Stephen Opat, MBBS: Venetoclax resistance occurs, there are some mutations that affect the binding of the drug to BCL2, but there are also changes in other antiapoptotic proteins that confer resistance and perhaps even other mechanisms that haven’t been explored. The other issue when we’re thinking about resistance is also adherence. Sometimes you think a patient is resistant, but if you don’t take the medication it’s not going to work. I think less is known about resistance to the BCL2 inhibitors like venetoclax just because it’s a newer drug.
Whereas, much more is known about BTK [Bruton tyrosine kinase] inhibitors, with ibrutinib. It appears that all the BTK inhibitors share a common resistance mechanism; there has been a specific mutation described with zanubrutinib that doesn’t appear to happen with the other inhibitors. It’s usually mutations in the kinase domain, C481S, and there’s also PLC-gamma-2 activating mutations.
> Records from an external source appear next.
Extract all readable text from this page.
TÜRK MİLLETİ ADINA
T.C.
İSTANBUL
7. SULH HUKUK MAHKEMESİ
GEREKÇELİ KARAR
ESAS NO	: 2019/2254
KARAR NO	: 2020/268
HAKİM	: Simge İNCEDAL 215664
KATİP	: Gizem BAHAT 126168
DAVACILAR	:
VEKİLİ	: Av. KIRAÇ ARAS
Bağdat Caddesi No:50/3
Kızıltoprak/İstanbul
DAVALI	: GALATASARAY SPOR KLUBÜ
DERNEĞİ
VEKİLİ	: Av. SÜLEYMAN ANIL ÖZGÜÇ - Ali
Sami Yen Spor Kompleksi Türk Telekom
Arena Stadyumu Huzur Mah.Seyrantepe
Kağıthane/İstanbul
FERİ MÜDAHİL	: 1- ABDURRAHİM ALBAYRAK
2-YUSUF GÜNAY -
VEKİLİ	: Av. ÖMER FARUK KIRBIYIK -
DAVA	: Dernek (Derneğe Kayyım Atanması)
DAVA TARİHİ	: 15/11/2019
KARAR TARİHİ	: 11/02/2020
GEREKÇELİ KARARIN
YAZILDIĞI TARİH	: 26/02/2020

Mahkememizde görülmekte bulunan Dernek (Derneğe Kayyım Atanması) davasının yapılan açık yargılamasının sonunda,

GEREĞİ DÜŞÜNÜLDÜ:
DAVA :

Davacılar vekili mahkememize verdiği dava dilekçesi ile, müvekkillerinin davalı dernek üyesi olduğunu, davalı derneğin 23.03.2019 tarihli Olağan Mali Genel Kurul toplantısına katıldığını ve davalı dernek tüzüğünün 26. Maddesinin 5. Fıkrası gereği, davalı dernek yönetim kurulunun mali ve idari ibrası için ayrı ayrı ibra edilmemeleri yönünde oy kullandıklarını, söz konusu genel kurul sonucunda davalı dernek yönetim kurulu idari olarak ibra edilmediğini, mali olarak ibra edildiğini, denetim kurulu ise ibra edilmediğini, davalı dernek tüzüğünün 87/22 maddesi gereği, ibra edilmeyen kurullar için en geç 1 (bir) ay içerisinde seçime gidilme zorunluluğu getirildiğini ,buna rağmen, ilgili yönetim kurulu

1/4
And there’s also activation of other pathways that bypass it. These are all acquired resistance. Primary resistance does occur but it’s rare. It’s rare in CLL [chronic lymphocytic leukemia], but in other diseases there can be mutations where the requirement for B-cell receptor pathway signaling is not so important. I don’t think we are quite at the stage where we can do a gene profile on the tumor and decide you should have this drug rather than that drug. But I can foresee a day where that may be possible when we get more information on how the genetic complexity fits in in the overall treatment schema.
William Wierda, MD, PhD: Mutations in BTK and PLC-gamma-2 are seen in patients who are developing clinical resistance. I think one concept is monitoring for those mutations, and if that’s important, then I wonder if Dr Ma, you can give us your thoughts on monitoring for mutations, whether we should be doing that, and when testing for mutations in BTK and PLC-gamma-2 might be helpful and informative for us.
Shuo Ma, MD, PhD: I think clinically just finding a small amount of mutation doesn’t necessarily need to change your management. But if I’m seeing a patient for whom I have some suspicion that there might be disease progression, for example, if a patient had previously been very well controlled for a number of years and all of a sudden is starting to have rising white cells or maybe borderline size lymph node that’s starting to get a little bit bigger, it’s not a very clear progression yet, but I’m sensing something is happening. I think that’s the time that’s most helpful to me to send a mutation analysis. And if I do see a mutation being present, for example, the BTK C481S mutation or the PLC-gamma-2 mutation, I’ll have a very high level of suspicion, I’ll be planning my next step. I don’t necessarily need to switch treatment if there’s no overt clinical progression, but I will have my next step ready when the time comes.